Lower crude oil prices will mean less exploration and development
According to the financial reports analyzed by the U.S. Energy Information Administration (EIA), global expenditures related to oil and natural gas exploration and development (E&D) increased $42 billion (13%) for 102 publicly traded oil companies in 2019, totaling $361 billion. As a result of significant crude oil price declines in 2020, however, global proved reserves will likely be revised downward, and E&D expenditures will also likely decline. Several companies have already announced large budget reductions.
EIA based its analysis and its recently published 2019 Financial Review primarily on the published financial reports of 102 publicly traded companies, so the conclusions do not necessarily represent the sector as a whole because the analysis does not include private companies that do not publish financial reports.

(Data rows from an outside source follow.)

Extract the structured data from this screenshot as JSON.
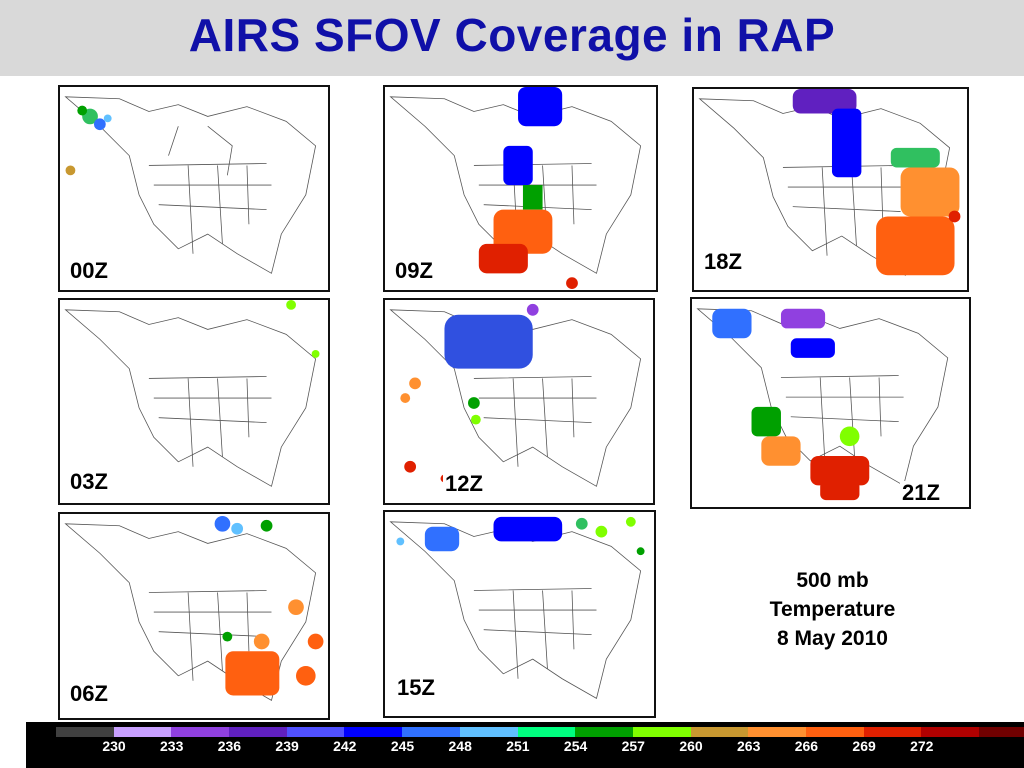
{
  "title": "AIRS SFOV Coverage in RAP",
  "panels": [
    {
      "label": "00Z"
    },
    {
      "label": "03Z"
    },
    {
      "label": "06Z"
    },
    {
      "label": "09Z"
    },
    {
      "label": "12Z"
    },
    {
      "label": "15Z"
    },
    {
      "label": "18Z"
    },
    {
      "label": "21Z"
    }
  ],
  "info": {
    "line1": "500 mb",
    "line2": "Temperature",
    "line3": "8 May 2010"
  },
  "colorbar": {
    "labels": [
      "230",
      "233",
      "236",
      "239",
      "242",
      "245",
      "248",
      "251",
      "254",
      "257",
      "260",
      "263",
      "266",
      "269",
      "272"
    ],
    "colors": [
      "#404040",
      "#c8a0ff",
      "#9040e0",
      "#6020c0",
      "#5050ff",
      "#0000ff",
      "#3070ff",
      "#60c0ff",
      "#00ff80",
      "#00a000",
      "#80ff00",
      "#c89830",
      "#ff9030",
      "#ff6010",
      "#e02000",
      "#b00000",
      "#700000"
    ]
  }
}
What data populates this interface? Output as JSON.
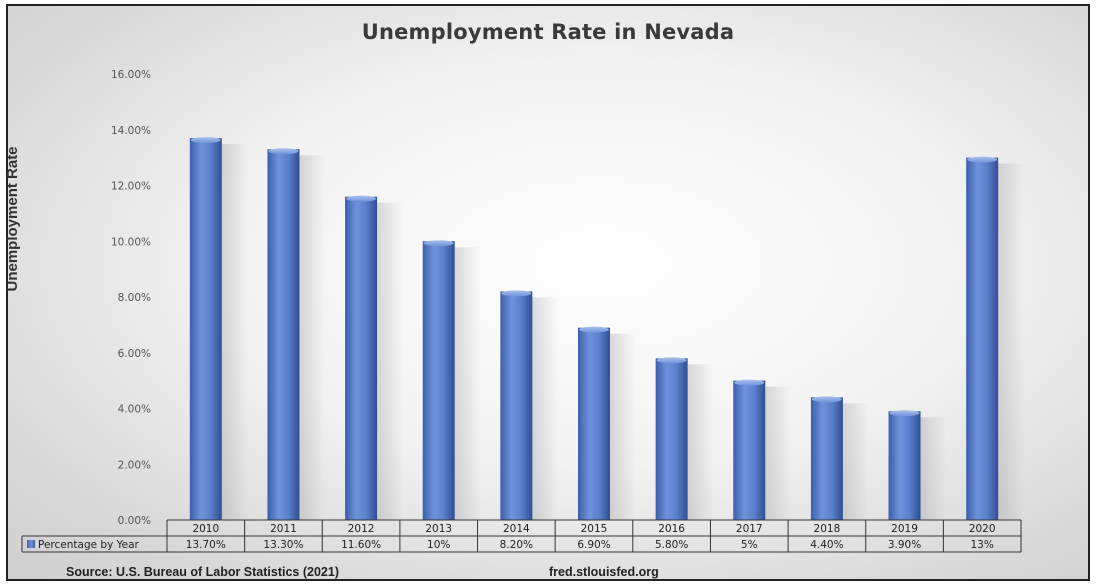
{
  "chart_data": {
    "type": "bar",
    "title": "Unemployment Rate in Nevada",
    "xlabel": "",
    "ylabel": "Unemployment Rate",
    "categories": [
      "2010",
      "2011",
      "2012",
      "2013",
      "2014",
      "2015",
      "2016",
      "2017",
      "2018",
      "2019",
      "2020"
    ],
    "series": [
      {
        "name": "Percentage by Year",
        "values": [
          13.7,
          13.3,
          11.6,
          10,
          8.2,
          6.9,
          5.8,
          5,
          4.4,
          3.9,
          13
        ],
        "labels": [
          "13.70%",
          "13.30%",
          "11.60%",
          "10%",
          "8.20%",
          "6.90%",
          "5.80%",
          "5%",
          "4.40%",
          "3.90%",
          "13%"
        ]
      }
    ],
    "yticks": [
      "0.00%",
      "2.00%",
      "4.00%",
      "6.00%",
      "8.00%",
      "10.00%",
      "12.00%",
      "14.00%",
      "16.00%"
    ],
    "ylim": [
      0,
      16
    ],
    "grid": false,
    "legend": "data-table",
    "bar_color": "#4a72c4"
  },
  "source_text": "Source: U.S. Bureau of Labor Statistics (2021)",
  "site_text": "fred.stlouisfed.org"
}
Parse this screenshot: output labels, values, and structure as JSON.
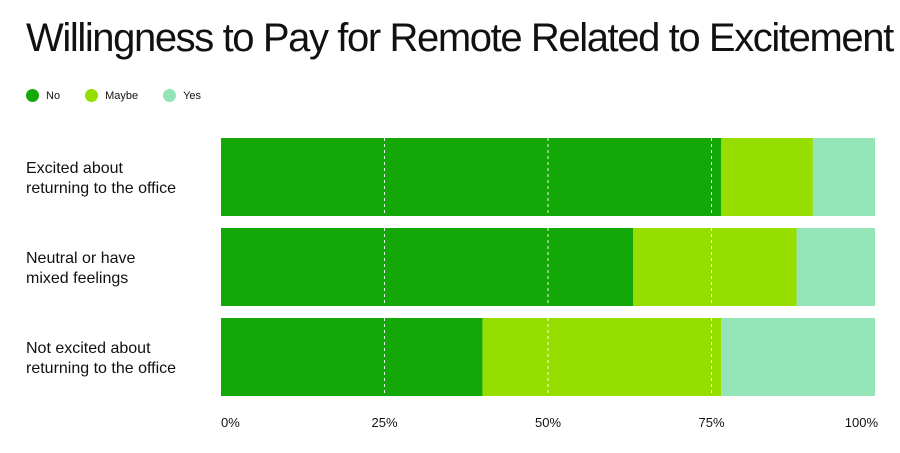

According to their financial statements, these 102 companies produced 22.2 billion barrels of oil equivalent (BOE), a measure that reflects their combined production of crude oil and natural gas, and spent $361 billion in E&D. Dividing these companies’ E&D expenditures by their combined production volumes provides a ratio of $16/BOE in 2019, or about one-quarter of the average Brent crude oil price of $64/barrel (b).
In its May Short-Term Energy Outlook, EIA forecasts Brent crude oil prices will average $34/b in 2020. If this crude oil price forecast is realized, E&D expenditures per BOE could fall to less than $10/BOE in 2020 if E&D expenditures remain at about one-quarter of the Brent crude oil price.
Proved reserves are estimated quantities of oil and natural gas that analysis of geological and engineering data demonstrates with reasonable certainty are recoverable under existing economic and operating conditions. Because crude oil prices directly affect the profitability of E&D projects, changes in the prices companies use to develop their calculation of reserves can significantly affect their proved reserves levels and the volume of reserves they can claim as additions.
The U.S. Securities and Exchange Commission requires companies listed on U.S. stock exchanges to value proved reserves at the end of a year based on the average crude oil prices from the first trading day of each month during that year. On the first trading day of the first six months of 2020, the front-month Brent futures closing price averaged $44/b, or 30% lower than the 2019 full-year average of $63/b.
When crude oil prices decline, oil companies can take impairment charges for assets that fall in value to less than the cost of developing them. Impairment charges represent the decrease in value of assets a company owns, typically its amount of proved reserves. The current low price environment suggests that the 102 companies EIA analyzed will likely post large negative revisions to their proved reserves in 2020.